Endogenous neurotoxic dopamine derivative covalently binds to Parkinson's disease-associated ubiquitin C-terminal hydrolase L1 and alters its structure and function.

Abstract

Parkinson's disease (PD) is a common neurodegenerative disease, but its pathogenesis remains elusive. A mutation in ubiquitin C-terminal hydrolase L1 (UCH-L1) is responsible for a form of genetic PD which strongly resembles the idiopathic PD. We previously showed that 1-(3',4'-dihydroxybenzyl)-1,2,3,4-tetrahydroisoquinoline (3',4'DHBnTIQ) is an endogenous parkinsonism-inducing dopamine derivative. Here, we investigated the interaction between 3',4'DHBnTIQ and UCH-L1 and its possible role in the pathogenesis of idiopathic PD. Our results indicate that 3',4'DHBnTIQ binds to UCH-L1 specifically at Cys152 in vitro. In addition, 3',4'DHBnTIQ treatment increased the amount of UCH-L1 in the insoluble fraction of SH-SY5Y cells and inhibited its hydrolase activity to 60%, reducing the level of ubiquitin in the soluble fraction of SH-SY5Y cells. Catechol-modified UCH-L1 as well as insoluble UCH-L1 were detected in the midbrain of 1-methyl-4-phenyl-1,2,3,6-tetrahydropyridine-treated PD model mice. Structurally as well as functionally altered UCH-L1 have been detected in the brains of patients with idiopathic PD. We suggest that conjugation of UCH-L1 by neurotoxic endogenous compounds such as 3',4'DHBnTIQ might play a key role in onset and progression of idiopathic PD. We investigated the interaction between ubiquitin C-terminal hydrolase L1 (UCH-L1) and the brain endogenous parkinsonism inducer 1-(3',4'-dihydroxybenzyl)-1,2,3,4-tetrahydroisoquinoline (3',4'DHBnTIQ).

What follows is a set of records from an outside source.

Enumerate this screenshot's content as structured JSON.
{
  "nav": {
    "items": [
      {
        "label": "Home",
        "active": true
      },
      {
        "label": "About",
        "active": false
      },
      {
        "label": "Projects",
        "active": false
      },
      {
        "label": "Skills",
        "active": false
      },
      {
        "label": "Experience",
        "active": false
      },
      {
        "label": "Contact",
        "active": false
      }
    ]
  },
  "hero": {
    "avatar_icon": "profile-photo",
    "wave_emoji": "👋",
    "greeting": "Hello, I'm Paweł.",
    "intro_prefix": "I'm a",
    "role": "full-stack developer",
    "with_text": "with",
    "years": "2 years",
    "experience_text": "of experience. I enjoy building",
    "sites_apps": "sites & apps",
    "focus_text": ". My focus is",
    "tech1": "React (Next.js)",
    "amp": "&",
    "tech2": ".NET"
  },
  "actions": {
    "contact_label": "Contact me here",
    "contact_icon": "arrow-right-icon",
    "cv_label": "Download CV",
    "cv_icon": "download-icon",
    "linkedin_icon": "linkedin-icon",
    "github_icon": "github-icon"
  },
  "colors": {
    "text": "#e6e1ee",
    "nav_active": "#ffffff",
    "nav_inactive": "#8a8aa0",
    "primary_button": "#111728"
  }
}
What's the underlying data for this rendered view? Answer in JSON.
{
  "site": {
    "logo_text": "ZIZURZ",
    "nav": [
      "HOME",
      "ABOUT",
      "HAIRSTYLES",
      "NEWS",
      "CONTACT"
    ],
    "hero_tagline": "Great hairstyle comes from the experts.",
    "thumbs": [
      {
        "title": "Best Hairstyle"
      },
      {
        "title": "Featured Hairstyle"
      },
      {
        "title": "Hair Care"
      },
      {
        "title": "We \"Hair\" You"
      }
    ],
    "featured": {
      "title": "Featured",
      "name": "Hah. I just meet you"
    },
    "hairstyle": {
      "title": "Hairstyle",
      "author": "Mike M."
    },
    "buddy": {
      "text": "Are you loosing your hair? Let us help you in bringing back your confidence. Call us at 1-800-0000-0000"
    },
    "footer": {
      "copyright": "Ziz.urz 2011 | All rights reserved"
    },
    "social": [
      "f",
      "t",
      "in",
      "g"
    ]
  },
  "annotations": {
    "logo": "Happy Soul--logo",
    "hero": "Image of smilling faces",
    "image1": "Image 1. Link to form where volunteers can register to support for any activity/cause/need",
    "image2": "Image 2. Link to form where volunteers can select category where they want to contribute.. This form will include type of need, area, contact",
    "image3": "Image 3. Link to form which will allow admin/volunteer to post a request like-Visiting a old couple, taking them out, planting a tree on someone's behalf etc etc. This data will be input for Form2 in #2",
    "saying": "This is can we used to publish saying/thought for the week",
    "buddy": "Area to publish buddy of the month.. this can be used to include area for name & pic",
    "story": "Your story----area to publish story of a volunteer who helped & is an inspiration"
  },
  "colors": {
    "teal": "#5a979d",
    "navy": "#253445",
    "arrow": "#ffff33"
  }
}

Our results indicate that 3',4'DHBnTIQ binds to UCH-L1 specifically at cysteine 152 and induces its aggregation. 3',4'DHBnTIQ also inhibits the hydrolase activity of UCH-L1. Catechol-modified as well as insoluble UCH-L1 were detected in the midbrains of MPTP-treated Parkinson's disease (PD) model mice. Conjugation of UCH-L1 by neurotoxic endogenous compounds like 3',4'DHBnTIQ might play a key role in onset and progression of PD.